# Mapping Groundwater Contaminants of California

Potential goals of this notebook:
1. Clean the dataset into a workable dataframe
2. Spatially plot the data using geopandas, or cartopy
3. ...

## 1. Reorganizing the data

This first section will deal with cleaning and reorganizing the data. The `%matplotlib inline` syntax prints out the figures that are created after each specific call. 

In [27]:
%matplotlib inline

## Imports
import pandas as pd
import numpy as np
import os
pd.set_option('display.max_columns', 500)

## Set the data's directory path
script_dir = os.path.abspath('')
data_dir   = os.path.join( os.path.split(os.path.split(script_dir)[0])[0], # shared path
                           'whw2019_India GW Code & Data\\whw2019_NWQData' )
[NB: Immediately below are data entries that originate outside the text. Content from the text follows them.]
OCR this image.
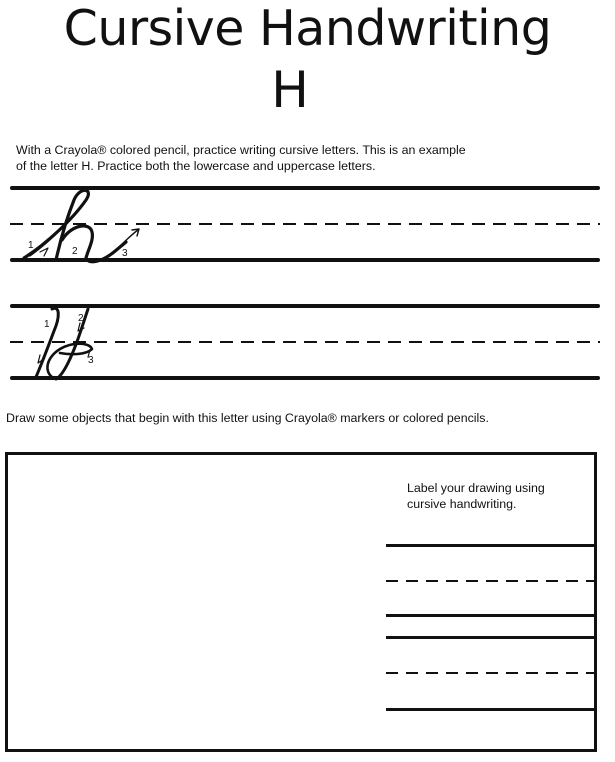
Cursive Handwriting
H
With a Crayola® colored pencil, practice writing cursive letters. This is an example
of the letter H. Practice both the lowercase and uppercase letters.
1
2	3
1
2
3
Draw some objects that begin with this letter using Crayola® markers or colored pencils.
Label your drawing using
cursive handwriting.
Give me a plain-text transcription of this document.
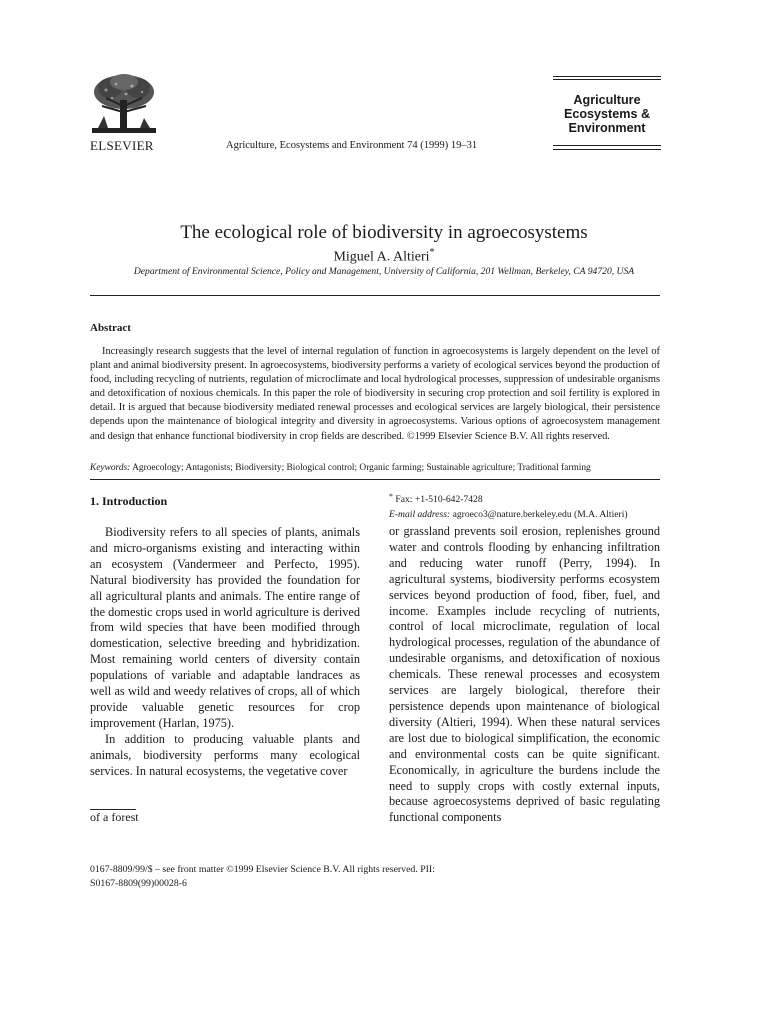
ELSEVIER	Agriculture, Ecosystems and Environment 74 (1999) 19–31
Agriculture
Ecosystems &
Environment
The ecological role of biodiversity in agroecosystems
Miguel A. Altieri*
Department of Environmental Science, Policy and Management, University of California, 201 Wellman, Berkeley, CA 94720, USA
Abstract
Increasingly research suggests that the level of internal regulation of function in agroecosystems is largely dependent on the level of plant and animal biodiversity present. In agroecosystems, biodiversity performs a variety of ecological services beyond the production of food, including recycling of nutrients, regulation of microclimate and local hydrological processes, suppression of undesirable organisms and detoxification of noxious chemicals. In this paper the role of biodiversity in securing crop protection and soil fertility is explored in detail. It is argued that because biodiversity mediated renewal processes and ecological services are largely biological, their persistence depends upon the maintenance of biological integrity and diversity in agroecosystems. Various options of agroecosystem management and design that enhance functional biodiversity in crop fields are described. ©1999 Elsevier Science B.V. All rights reserved.
Keywords: Agroecology; Antagonists; Biodiversity; Biological control; Organic farming; Sustainable agriculture; Traditional farming
1. Introduction

Biodiversity refers to all species of plants, animals and micro-organisms existing and interacting within an ecosystem (Vandermeer and Perfecto, 1995). Natural biodiversity has provided the foundation for all agricultural plants and animals. The entire range of the domestic crops used in world agriculture is derived from wild species that have been modified through domestication, selective breeding and hybridization. Most remaining world centers of diversity contain populations of variable and adaptable landraces as well as wild and weedy relatives of crops, all of which provide valuable genetic resources for crop improvement (Harlan, 1975).

In addition to producing valuable plants and animals, biodiversity performs many ecological services. In natural ecosystems, the vegetative cover

of a forest
* Fax: +1-510-642-7428
E-mail address: agroeco3@nature.berkeley.edu (M.A. Altieri)

or grassland prevents soil erosion, replenishes ground water and controls flooding by enhancing infiltration and reducing water runoff (Perry, 1994). In agricultural systems, biodiversity performs ecosystem services beyond production of food, fiber, fuel, and income. Examples include recycling of nutrients, control of local microclimate, regulation of local hydrological processes, regulation of the abundance of undesirable organisms, and detoxification of noxious chemicals. These renewal processes and ecosystem services are largely biological, therefore their persistence depends upon maintenance of biological diversity (Altieri, 1994). When these natural services are lost due to biological simplification, the economic and environmental costs can be quite significant. Economically, in agriculture the burdens include the need to supply crops with costly external inputs, because agroecosystems deprived of basic regulating functional components

0167-8809/99/$ – see front matter ©1999 Elsevier Science B.V. All rights reserved. PII:
S0167-8809(99)00028-6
The data we are using for this analysis are from a collaboration between the United States Geological Survey ([USGS](https://www.usgs.gov/)), the Environmental Protection Agency([EPA](https://www.epa.gov/)), United States Department of Agriculture Agricultural Reaseach Service ([USDA ARS](https://www.ars.usda.gov/)), and the National Water Quality Monitoring Council ([NWQMC](https://acwi.gov/monitoring/)). The groundwater quality data was aggragated and downloaded from the [Water Quality Portal](https://www.waterqualitydata.us/coverage/). 

The reported data sources are:
* National Water Information System ([NWIS](https://waterdata.usgs.gov/nwis)) - USGS
* STOrage and RETrieval ([STORET](https://www.epa.gov/waterdata/water-quality-data-wqx)) Data Warehouse - EPA
* Sustaining The Earth's Watersheds - Agricultural Research Database System ([STEWARDS]())
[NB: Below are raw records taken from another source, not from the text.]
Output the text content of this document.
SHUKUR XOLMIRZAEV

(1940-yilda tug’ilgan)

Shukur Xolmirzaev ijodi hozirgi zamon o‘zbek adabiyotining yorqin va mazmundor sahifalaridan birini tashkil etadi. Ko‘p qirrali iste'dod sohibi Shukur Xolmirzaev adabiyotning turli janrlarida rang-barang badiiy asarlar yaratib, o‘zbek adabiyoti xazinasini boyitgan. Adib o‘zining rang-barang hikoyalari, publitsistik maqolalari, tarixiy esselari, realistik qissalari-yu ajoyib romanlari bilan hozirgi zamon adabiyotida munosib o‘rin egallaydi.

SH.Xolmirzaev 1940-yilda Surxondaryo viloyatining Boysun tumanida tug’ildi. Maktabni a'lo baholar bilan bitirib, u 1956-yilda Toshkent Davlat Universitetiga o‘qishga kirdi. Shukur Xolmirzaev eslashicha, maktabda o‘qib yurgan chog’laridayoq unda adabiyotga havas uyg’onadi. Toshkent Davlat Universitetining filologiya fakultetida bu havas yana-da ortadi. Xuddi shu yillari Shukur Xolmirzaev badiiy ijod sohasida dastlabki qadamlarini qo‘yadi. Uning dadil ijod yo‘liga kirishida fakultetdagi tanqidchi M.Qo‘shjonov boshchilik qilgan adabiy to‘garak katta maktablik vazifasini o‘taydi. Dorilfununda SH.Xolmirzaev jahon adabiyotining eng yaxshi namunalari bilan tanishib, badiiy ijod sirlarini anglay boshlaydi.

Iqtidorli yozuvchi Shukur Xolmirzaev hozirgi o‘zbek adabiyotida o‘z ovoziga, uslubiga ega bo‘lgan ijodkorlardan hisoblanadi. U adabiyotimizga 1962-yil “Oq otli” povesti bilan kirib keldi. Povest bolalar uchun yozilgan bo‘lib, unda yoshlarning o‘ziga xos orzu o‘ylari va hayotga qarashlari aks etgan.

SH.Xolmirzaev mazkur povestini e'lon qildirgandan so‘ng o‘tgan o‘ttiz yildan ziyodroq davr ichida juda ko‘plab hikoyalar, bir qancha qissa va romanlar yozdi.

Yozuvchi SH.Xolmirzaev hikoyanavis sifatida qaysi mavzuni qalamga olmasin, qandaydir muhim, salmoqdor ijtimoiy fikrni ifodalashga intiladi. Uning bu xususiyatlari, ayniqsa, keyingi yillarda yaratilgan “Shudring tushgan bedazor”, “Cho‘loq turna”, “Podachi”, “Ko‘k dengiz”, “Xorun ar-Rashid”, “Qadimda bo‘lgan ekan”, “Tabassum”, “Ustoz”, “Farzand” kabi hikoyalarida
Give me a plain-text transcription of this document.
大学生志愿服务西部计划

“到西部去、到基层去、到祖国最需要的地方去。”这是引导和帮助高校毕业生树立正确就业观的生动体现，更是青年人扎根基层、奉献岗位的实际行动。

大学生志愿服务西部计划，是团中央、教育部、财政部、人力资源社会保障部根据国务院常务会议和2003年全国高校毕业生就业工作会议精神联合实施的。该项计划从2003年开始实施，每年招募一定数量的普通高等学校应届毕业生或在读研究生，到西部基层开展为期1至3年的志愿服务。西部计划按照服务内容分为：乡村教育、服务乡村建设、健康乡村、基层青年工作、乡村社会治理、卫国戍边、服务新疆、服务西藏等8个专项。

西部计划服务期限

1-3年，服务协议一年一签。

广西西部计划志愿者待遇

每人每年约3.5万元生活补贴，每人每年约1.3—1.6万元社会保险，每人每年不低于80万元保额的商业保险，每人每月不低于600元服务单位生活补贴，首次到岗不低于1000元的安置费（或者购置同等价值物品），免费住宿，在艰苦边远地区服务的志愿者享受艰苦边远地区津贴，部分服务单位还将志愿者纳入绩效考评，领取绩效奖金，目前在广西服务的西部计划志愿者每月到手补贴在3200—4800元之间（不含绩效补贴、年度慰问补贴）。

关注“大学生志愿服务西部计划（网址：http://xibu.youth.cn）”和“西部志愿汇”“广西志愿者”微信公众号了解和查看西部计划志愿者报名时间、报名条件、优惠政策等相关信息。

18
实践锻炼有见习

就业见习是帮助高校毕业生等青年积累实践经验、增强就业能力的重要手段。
For now the state/region of interest is California (CA). However, we hope to be able to apply similar analyses to other states around the US, or to other countries (e.g., India) should adequate spatial (X,Y,Z) and temporal data resolution be available.
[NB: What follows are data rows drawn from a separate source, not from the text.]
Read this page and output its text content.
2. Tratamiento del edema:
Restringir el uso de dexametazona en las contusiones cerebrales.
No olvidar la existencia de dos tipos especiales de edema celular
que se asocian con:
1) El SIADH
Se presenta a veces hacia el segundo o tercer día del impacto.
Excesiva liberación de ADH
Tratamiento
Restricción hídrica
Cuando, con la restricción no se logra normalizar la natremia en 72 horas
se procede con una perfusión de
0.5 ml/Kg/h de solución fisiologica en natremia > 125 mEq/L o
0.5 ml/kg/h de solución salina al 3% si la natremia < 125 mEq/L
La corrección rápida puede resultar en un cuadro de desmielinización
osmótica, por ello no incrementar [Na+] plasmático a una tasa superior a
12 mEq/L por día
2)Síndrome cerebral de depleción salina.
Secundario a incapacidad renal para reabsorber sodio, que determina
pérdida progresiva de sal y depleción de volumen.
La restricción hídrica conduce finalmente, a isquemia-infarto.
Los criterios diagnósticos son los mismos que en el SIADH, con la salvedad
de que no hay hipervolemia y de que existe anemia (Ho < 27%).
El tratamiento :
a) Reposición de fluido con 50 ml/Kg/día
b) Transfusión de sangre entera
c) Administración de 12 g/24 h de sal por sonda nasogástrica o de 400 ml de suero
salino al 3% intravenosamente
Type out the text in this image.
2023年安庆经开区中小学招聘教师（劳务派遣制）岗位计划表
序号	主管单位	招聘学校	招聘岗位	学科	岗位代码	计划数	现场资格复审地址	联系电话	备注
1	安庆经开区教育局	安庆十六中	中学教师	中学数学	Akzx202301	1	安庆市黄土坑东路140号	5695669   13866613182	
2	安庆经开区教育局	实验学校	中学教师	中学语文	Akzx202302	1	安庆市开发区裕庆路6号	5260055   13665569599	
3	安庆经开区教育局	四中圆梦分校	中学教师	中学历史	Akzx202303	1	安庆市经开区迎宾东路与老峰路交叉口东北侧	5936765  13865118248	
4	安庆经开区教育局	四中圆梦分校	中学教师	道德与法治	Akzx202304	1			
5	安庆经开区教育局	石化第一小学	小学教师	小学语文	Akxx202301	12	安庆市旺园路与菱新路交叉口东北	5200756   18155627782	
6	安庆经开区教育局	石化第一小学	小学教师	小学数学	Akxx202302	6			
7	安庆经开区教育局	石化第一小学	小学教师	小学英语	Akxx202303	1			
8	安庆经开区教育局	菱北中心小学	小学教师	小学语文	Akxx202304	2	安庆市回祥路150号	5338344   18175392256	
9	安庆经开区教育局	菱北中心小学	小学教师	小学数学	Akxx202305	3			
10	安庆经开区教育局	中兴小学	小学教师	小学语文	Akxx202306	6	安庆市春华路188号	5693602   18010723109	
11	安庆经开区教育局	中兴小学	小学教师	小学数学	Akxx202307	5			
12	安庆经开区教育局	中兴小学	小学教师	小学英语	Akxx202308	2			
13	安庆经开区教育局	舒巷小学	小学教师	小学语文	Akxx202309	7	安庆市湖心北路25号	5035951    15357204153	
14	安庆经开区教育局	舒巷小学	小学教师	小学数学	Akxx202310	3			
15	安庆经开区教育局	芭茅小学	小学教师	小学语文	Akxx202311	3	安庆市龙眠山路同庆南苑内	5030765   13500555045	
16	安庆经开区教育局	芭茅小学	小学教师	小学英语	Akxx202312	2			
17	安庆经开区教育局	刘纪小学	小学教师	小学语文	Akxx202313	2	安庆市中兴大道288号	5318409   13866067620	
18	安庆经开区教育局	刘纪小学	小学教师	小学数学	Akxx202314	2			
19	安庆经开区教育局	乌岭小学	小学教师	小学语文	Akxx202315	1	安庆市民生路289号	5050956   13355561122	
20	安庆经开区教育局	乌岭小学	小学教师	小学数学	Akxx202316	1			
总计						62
To read in the datafiles, we must make the proper call toward their storage location (on Hydroshare). The following `pd.read_csv` commands may present with some warnings after running. In this instance, the warnings are fine to ignore (however, always be mindful of the coding issues). 


In [30]:
# Enter state code in 'state' variable to read in that states data results.
state = 'CA'
results = pd.read_csv(r'{}\\{}_result.csv'.format(data_dir, state))
stations = pd.read_csv(r'{}\\{}_station.csv'.format(data_dir, state))

  interactivity=interactivity, compiler=compiler, result=result)
  interactivity=interactivity, compiler=compiler, result=result)


In [31]:
results.drop(columns=['OrganizationIdentifier', 
                      'OrganizationFormalName',
                      'ActivityIdentifier', 
                      'ActivityTypeCode', 
                      'ActivityMediaName',
                      'ActivityMediaSubdivisionName',
                      'ResultStatusIdentifier', 
                      'StatisticalBaseCode', 
                      'ResultValueTypeName',
                      'ResultWeightBasisText', 
                      'ResultTimeBasisText',
                      'ResultTemperatureBasisText',
                      'ResultParticleSizeBasisText',
                      'PrecisionValue', 
                      'ResultCommentText',
                      'USGSPCode',
                      'ResultDepthHeightMeasure/MeasureValue',
                      'ResultDepthHeightMeasure/MeasureUnitCode',
                      'ResultDepthAltitudeReferencePointText', 
                      'SubjectTaxonomicName',
                      'SampleTissueAnatomyName',
                      'ResultAnalyticalMethod/MethodIdentifier',
                      'ResultAnalyticalMethod/MethodIdentifierContext',
                      'ResultAnalyticalMethod/MethodName', 
                      'MethodDescriptionText',
                      'LaboratoryName',
                      'AnalysisStartDate', 
                      'ResultLaboratoryCommentText',
                      'DetectionQuantitationLimitTypeName',
                      'DetectionQuantitationLimitMeasure/MeasureValue',
                      'DetectionQuantitationLimitMeasure/MeasureUnitCode',
                      'PreparationStartDate', 
                      'ProviderName',
                      'ProjectIdentifier',
                      'ActivityConductingOrganizationText',
                      'ActivityCommentText',
                      'MeasureQualifierCode', 
                      'SampleCollectionMethod/MethodIdentifier',
                      'SampleCollectionMethod/MethodIdentifierContext',
                      'SampleCollectionMethod/MethodName',
                      'SampleCollectionEquipmentName',
                      'ResultDetectionConditionText'
                     ], inplace=True)